I swear, I sat through this thing the other night and I can't remember anyone referring to anything as "the Emperor's Club" in the movie. It must be a reference to Kline's history class in the story, but they could have also called it "Toga, Toga, Toga" and gotten away with it if that was the reasoning.
As for the film's script: Why would anyone in a development office read this screenplay and want to produce it? Poor Mr. Hundert, the beloved teacher played by Kline, seems like a sexless dullard who has little personality and almost no connection to the world.
Also, the film supposedly takes place in the 1970s, but unlike another Kline film, The Ice Storm, which precisely recounts every iota of detail from that decade, Club could be taking place in any time or no time.
Jacko Baby Dangle Has Precedent
A source close to the Jackson family and familiar with R&B history pointed something interesting out to me yesterday.

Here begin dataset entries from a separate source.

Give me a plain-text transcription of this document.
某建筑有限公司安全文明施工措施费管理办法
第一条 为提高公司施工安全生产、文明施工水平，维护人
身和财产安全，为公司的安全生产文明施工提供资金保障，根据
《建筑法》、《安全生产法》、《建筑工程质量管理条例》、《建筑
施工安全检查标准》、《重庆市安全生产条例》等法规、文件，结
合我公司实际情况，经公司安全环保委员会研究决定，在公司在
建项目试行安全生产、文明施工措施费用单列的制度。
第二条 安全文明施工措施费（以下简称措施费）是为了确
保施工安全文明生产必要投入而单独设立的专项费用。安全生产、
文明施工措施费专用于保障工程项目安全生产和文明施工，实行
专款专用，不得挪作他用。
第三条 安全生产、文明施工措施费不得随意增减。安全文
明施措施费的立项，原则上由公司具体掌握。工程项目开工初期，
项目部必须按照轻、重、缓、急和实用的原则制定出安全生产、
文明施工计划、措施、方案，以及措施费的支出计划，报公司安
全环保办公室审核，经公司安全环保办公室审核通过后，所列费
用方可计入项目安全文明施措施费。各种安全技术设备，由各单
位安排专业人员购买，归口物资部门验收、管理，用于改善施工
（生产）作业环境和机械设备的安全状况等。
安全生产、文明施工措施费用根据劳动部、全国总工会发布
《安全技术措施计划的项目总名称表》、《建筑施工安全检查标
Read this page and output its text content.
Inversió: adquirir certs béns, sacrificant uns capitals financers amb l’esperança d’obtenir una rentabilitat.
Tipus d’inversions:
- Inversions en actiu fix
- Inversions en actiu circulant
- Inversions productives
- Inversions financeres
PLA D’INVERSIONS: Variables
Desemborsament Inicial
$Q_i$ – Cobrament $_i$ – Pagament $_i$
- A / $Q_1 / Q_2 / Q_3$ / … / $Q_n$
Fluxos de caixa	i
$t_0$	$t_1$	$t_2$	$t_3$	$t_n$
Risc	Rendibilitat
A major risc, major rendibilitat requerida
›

"Michael's dangling of the baby reminds me of the famous story about Jackie Wilson and his infamous manager Nat Tarnopol. Tarnopol had his goons hold Wilson by his ankles out a hotel window until he agreed to do certain things Nat wanted."
Both Tarnopol and Wilson are long dead, but the story is widely chronicled. "Michael's father, Joe Jackson, knew this kind of behavior. I'm not surprised it's surfaced in Michael's world. God only knows what he was put through as a child."
In fact, we wrote in this space the other day that Joe Jackson used to lock Michael in a closet when the Jackson 5 was on tour to keep him "focused," says our source.
The question now is will Santa Barbara authorities -- seeing this episode played out by Michael in Berlin -- investigate him as a fit parent when he returns to his home in their county.
Back on Nov. 22 this column managed to get the dates wrong for Russell Crowe's Gladiator Oscar nomination and award. The dates should have been Feb. 13 and March 25, 2001. Also, somewhere in the transmission I didn't make it clear that the enormous success of Gladiator drove Crowe's price higher in Hollywood at the time Flora Plum was going into production.. Just so that no one is confused.